The effectiveness of the Kelly Criterion hinges on the accuracy of the probabilities used in the calculation. An overestimation of the probability of winning (Pw) can lead to excessive bet sizes and the risks associated with over-betting.

Minimum Bet Size

The Kelly Criterion presupposes that there is no minimum bet size, which is rarely the case in real-world scenarios, especially in investing and trading. In situations where a minimum bet size exists, the possibility of losing all of the capital becomes a reality if the amount falls below this threshold.

Risk Tolerance

The Kelly Criterion determines bet sizes purely based on mathematical calculations to maximise long-term growth. It does not take into account the individual bettor’s or investor’s risk tolerance. An aggressive bet size recommended by the Kelly Criterion may not be psychologically comfortable for some, causing stress and potentially leading to sub-optimal decisions.

Given these potential risks and limitations, it is common for many investors and bettors to use a fractional Kelly strategy, betting a fraction (like half or a third) of the amount recommended by the Kelly formula. This approach can help mitigate the risks associated with over-betting and inaccuracies in probability estimation while still providing the benefits of proportional betting and capital growth. However, even a fractional Kelly strategy should be tailored to individual circumstances, including risk tolerance and the ability to withstand potential losses.

CONCLUSION: TAKING ADVANTAGE OF OUR EDGE

The Kelly Criterion, devised by John L. Kelly, Jr., is a unique betting strategy that uses probability and potential payout to determine the optimal bet size when the odds are in our favour.
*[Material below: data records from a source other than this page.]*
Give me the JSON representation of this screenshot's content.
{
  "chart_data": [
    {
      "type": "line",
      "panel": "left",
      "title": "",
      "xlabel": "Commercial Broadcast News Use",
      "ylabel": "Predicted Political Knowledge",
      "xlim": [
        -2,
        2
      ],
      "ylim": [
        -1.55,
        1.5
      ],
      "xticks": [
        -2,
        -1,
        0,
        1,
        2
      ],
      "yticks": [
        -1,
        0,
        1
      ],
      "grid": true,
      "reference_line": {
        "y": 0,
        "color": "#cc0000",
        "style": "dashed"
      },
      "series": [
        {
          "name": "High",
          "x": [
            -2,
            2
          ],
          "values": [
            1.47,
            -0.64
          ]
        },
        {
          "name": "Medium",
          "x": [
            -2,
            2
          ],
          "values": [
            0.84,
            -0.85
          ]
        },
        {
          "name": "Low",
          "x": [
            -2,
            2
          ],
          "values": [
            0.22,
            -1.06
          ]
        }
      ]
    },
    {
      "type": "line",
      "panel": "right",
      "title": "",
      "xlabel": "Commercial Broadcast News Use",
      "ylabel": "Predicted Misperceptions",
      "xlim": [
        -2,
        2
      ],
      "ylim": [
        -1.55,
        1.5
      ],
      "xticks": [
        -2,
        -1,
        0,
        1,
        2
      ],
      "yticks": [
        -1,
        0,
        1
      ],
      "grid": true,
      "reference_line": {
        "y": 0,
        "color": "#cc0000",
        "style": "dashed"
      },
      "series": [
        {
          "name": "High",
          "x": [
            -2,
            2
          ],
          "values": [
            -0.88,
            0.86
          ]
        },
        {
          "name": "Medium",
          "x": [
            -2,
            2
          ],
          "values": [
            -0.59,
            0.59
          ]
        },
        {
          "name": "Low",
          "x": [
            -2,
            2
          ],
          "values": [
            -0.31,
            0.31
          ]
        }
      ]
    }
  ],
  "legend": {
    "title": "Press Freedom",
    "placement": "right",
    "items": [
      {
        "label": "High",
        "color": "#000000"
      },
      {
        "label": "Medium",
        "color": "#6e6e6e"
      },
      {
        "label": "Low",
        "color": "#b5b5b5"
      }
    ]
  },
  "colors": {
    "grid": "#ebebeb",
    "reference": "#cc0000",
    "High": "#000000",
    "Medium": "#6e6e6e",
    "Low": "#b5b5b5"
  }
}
The mathematical formula suggests betting a fraction of capital equivalent to the size of one’s advantage. However, it’s crucial to account for potential errors and uncertainties that can affect the real-world implementation of this strategy.

Uncertainty in the size of any actual edge at the odds and the potential for a bumpy ride due to volatility mean that we should always exercise caution. As a result, unless we’re prepared for potential high volatility and have unwavering confidence in our judgment, adopting a fractional Kelly strategy might be the most prudent approach. This strategy allows us to stake a defined fraction of the recommended Kelly amount, reducing risk while still taking advantage of our edge.